- Born: 19 March 1903 Mülheim, Rhine Province, German Empire
- Died: 4 October 1962 (aged 59)
- Occupation: Politician
- Political party: DDP (till 1930) DStP (1930-1933) CDU (from 1945)
- Spouse: Ruth _____

= Wilhelm Bachem =

German politician

Wilhelm Bachem (born Mülheim 19 March 1903; died 4 October 1962) was a German politician. Between 1947 and 1950 he was the Minister for Transport in Thuringia. In 1950, for a few months, he was a minister in the East German national government.

In January 1951 he fled to the west, after which he took no further part in public life.

== Life ==
Bachem was born in Germany's Ruhr region. He trained as a Pharmacist, and until 1938, worked as an independent Pharmacist, initially at his father's Drugstore in Cologne. Entrepreneurial ambition was apparent in the sign that he fixed above the door at the front of the shop:
"Ob Elefant, ob Wasserfloh, Alles gibt's in Bachems Zoo!"
("Whether elephant or water flea, there's everything in Bachem's zoo)
However, in 1935 the business at Hindenburgstraße 3 went bankrupt. Bachem's reacted to business failure by becoming a socialist: the socialism on offer at this time came with the pre-fix "National".

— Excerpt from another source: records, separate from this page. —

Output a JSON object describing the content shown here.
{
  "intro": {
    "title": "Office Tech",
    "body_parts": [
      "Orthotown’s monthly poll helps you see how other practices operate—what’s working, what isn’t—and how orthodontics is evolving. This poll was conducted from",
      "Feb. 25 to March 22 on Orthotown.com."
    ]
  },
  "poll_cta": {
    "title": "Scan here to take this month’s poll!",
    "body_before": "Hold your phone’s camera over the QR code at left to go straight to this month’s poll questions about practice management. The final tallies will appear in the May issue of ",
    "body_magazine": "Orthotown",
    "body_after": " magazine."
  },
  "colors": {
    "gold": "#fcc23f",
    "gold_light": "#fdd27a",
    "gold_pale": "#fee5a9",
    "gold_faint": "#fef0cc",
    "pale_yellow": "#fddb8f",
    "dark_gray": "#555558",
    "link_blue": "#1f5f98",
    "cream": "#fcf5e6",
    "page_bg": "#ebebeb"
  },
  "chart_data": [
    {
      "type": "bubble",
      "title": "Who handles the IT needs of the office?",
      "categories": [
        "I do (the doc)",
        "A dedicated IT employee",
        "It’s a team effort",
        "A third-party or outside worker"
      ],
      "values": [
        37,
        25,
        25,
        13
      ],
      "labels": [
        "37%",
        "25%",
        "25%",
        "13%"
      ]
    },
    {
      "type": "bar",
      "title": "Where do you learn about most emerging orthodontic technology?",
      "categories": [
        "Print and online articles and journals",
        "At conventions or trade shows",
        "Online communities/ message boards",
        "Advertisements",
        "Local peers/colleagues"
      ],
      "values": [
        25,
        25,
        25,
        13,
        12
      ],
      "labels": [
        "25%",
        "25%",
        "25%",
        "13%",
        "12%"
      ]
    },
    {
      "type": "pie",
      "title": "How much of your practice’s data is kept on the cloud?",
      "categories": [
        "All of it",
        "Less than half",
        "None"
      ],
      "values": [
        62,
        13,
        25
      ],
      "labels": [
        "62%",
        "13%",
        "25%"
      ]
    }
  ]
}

Earlier Bachem was a member of the German Democratic Party (DDP / Deutsche Demokratische Partei) which in 1930 mutated into the German State Party DStP / Deutsche Staatspartei (DStP) before dissolving itself in 1933. In 1930 Bachem stood for a seat in the Reichstag the 1930 election, representing the "Düsseldorf East & West" electoral district, but the election campaign in Düsseldorf was marred by violence and Bechem's party achieved only 3.8% of the national vote: Bachem himself was not elected. After the Nazi seizure of power at the start of 1933 he became a member of Hühnlein's National Socialist Motor Corps (NSKK / Nationalsozialistisches Kraftfahrkorps). Motorised transport became a recurring theme in his career from then on.

As with many NSKK members, the outbreak of war in 1939 found Bachem in the army. However, during 1940 he was released from military service due to illness. He spent the rest of the war in business, setting up a herbal medicine wholesaler and becoming the owner of a trucking company.

In 1945 Wilhelm Bachem joined another political party, the newly formed CDU (Christian Democratic Union / Christlich-Demokratische Union Deutschlands). By this time he had ended up in Thuringia which was part of the Soviet occupation zone of post war Germany. During the later 1940s the Soviet zone mutated into the German Democratic Republic and the CDU was purged of members thinking of themselves as part of the wider German CDU. In East Germany the CDU became instead part of the National Front in East Germany, a grouping of notionally independent political parties controlled by East Germany's ruling SED. However, outside the nation building team that arrived from Moscow at the end of March 1945, plans for these developments were not widely known nor, at first, recognised. In 1946 Bachem was appointed to the position of Executive Director of the CDU regional office for Thuringia. In 1947 he achieved Ministerial director rank as head of the Traffic department in the regional ministry for the Economy, Work and Transport. In October 1947 Bachem himself became Minister of Transport in Thuringia, a position he would retain till February 1950. Along with the ministerial appointment went membership of the recently created and, at this time, highly influential German Economic Commission, as well as of the standing committee of the German People's Congress. From 1948 till 1950 he was a member of the CDU main committee and, briefly, was also chairman of the party's central audit committee. In 1949 he became deputy chairman of the CDU National Association in East Berlin, and from 1950 he was a member of the Political committee of the party's main committee. In 1949/50 he was a member of the German People's Council, later becoming a member of the country's first People's Chamber. Between March and November 1950 Wilhelm Bachem was the Secretary of State for Transport for East Germany.

In January 1951 Bachem crossed into West Berlin and fled to West Germany, where he no longer pursued any political role. In the west he was employed as a businessman, and became the owner of a caravan business. Wilhelm Bachem died in October 1962.